Personal information
- Full name: Ronald Outram Lee
- Born: 26 December 1876 Thame, Oxfordshire, England
- Died: 12 March 1940 (aged 63) Oxford, Oxfordshire, England
- Batting: Right-handed
- Bowling: Right-arm fast

Domestic team information
- 1896–1899: Oxfordshire
- 1899: Cambridge University

Career statistics
| Competition | First-class |
| Matches | 1 |
| Runs scored | 0 |
| Batting average | 0.00 |
| 100s/50s | –/– |
| Top score | 0 |
| Balls bowled | 140 |
| Wickets | 3 |
| Bowling average | 26.33 |
| 5 wickets in innings | – |
| 10 wickets in match | – |
| Best bowling | 2/59 |
| Catches/stumpings | 1/– |
- Source: Cricinfo, 25 June 2019

= Ronald Lee (cricketer) =

English cricketer and military officer

Ronald Outram Lee (26 December 1876 – 12 March 1940) was an English first-class cricketer and an officer in both the British Army and the British Indian Army, as well as playing first-class cricket while serving in British India.
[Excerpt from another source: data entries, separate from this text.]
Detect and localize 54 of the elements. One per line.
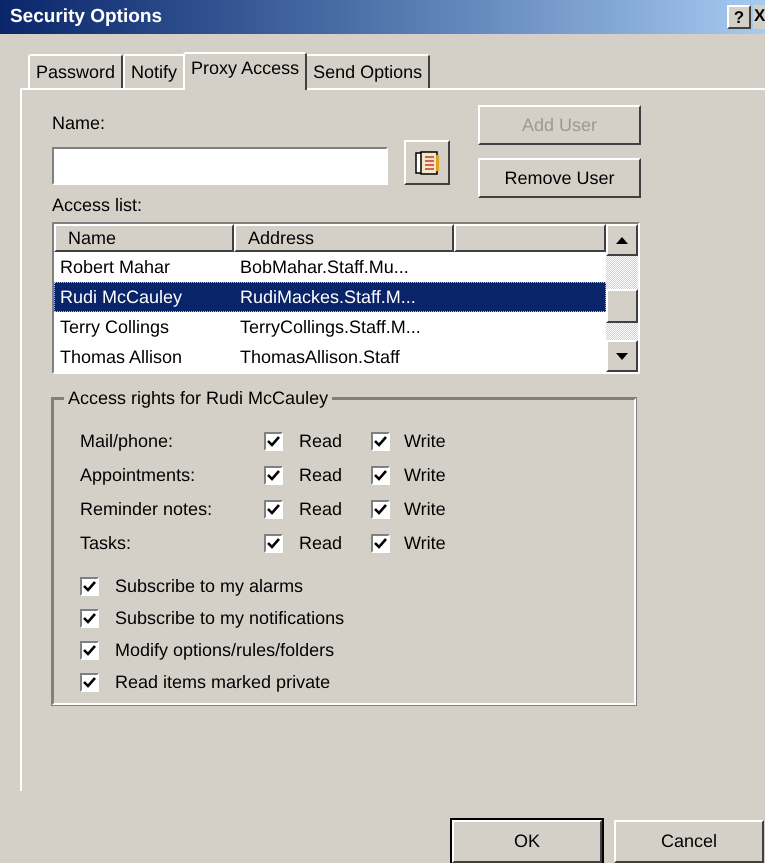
checkbox[interactable] — [80, 640, 99, 660]
tab[interactable]: Proxy Access — [183, 52, 308, 90]
tab[interactable]: Password — [28, 54, 124, 88]
checkbox[interactable] — [371, 500, 390, 518]
checkbox-label: Read — [298, 498, 344, 520]
checkbox[interactable] — [371, 466, 390, 484]
checkbox[interactable] — [371, 534, 390, 552]
address-book-button[interactable] — [404, 140, 450, 185]
checkbox[interactable] — [264, 500, 283, 518]
scroll-down-button[interactable] — [606, 340, 638, 372]
button[interactable]: Remove User — [478, 158, 641, 198]
checkbox[interactable] — [264, 466, 283, 484]
close-button[interactable]: X — [753, 5, 765, 29]
checkbox-label: Write — [403, 498, 446, 520]
list-row[interactable]: Terry Collings TerryCollings.Staff.M... — [54, 312, 606, 342]
row-label: Mail/phone: — [80, 430, 174, 453]
checkbox-label: Subscribe to my alarms — [115, 574, 304, 598]
checkbox-label: Write — [403, 430, 446, 452]
list-row[interactable]: Robert Mahar BobMahar.Staff.Mu... — [54, 252, 606, 282]
help-button[interactable]: ? — [727, 5, 751, 29]
dialog-button[interactable]: OK — [452, 820, 602, 863]
row-label: Tasks: — [80, 532, 132, 554]
checkbox-label: Read — [298, 532, 344, 554]
list-row[interactable]: Thomas Allison ThomasAllison.Staff — [54, 342, 606, 372]
row-label: Appointments: — [80, 464, 196, 487]
window-title: Security Options — [10, 4, 162, 29]
checkbox[interactable] — [80, 576, 99, 596]
field-label: Name: — [52, 112, 106, 134]
scroll-up-button[interactable] — [606, 224, 638, 256]
checkbox-label: Subscribe to my notifications — [115, 606, 344, 630]
checkbox-label: Read — [298, 464, 344, 486]
list-row[interactable]: Rudi McCauley RudiMackes.Staff.M... — [54, 282, 606, 312]
checkbox-label: Modify options/rules/folders — [115, 638, 334, 662]
checkbox[interactable] — [264, 432, 283, 450]
checkbox[interactable] — [264, 534, 283, 552]
address-book-icon — [413, 148, 441, 176]
down-arrow-icon — [616, 352, 628, 360]
checkbox[interactable] — [80, 608, 99, 628]
up-arrow-icon — [616, 236, 628, 244]
checkbox-label: Write — [403, 464, 446, 486]
dialog-button[interactable]: Cancel — [614, 820, 764, 863]
column-header[interactable]: Name — [54, 224, 234, 252]
row-label: Reminder notes: — [80, 498, 214, 520]
checkbox[interactable] — [80, 672, 99, 692]
checkbox[interactable] — [371, 432, 390, 450]
checkbox-label: Write — [403, 532, 446, 554]
checkbox-label: Read — [298, 430, 344, 452]
field-label: Access list: — [52, 194, 144, 216]
scroll-thumb[interactable] — [606, 289, 638, 323]
column-header[interactable]: Address — [234, 224, 454, 252]
tab[interactable]: Send Options — [305, 54, 430, 88]
tab[interactable]: Notify — [123, 54, 186, 88]
checkbox-label: Read items marked private — [115, 670, 330, 694]
name-field[interactable] — [52, 147, 388, 185]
Lee was born at Thame in December 1876 to Dr Herbert Grove Lee. He was educated at Haileybury College, before going up to study medicine at Emmanuel College, Cambridge. He played minor counties cricket for Oxfordshire on three occasions during his summer break, playing twice in the 1896 Minor Counties Championship and once in the 1899 Minor Counties Championship. While at Cambridge he made a single appearance in first-class cricket for Cambridge University against Surrey at The Oval in 1899. Batting once in the match, he was dismissed in the Cambridge first-innings without scoring by Bill Brockwell. With his right-arm fast bowling, he took 3 wickets in the match to finish with match figures of 3 for 79. He qualified with his M.B. in 1906, and began working as a surgeon at house physician Middlesex Hospital. He served throughout the First World War with the Royal Army Medical Corps. From 1920 until his death in March 1940, he practiced medicine at Thame Hospital in Thame.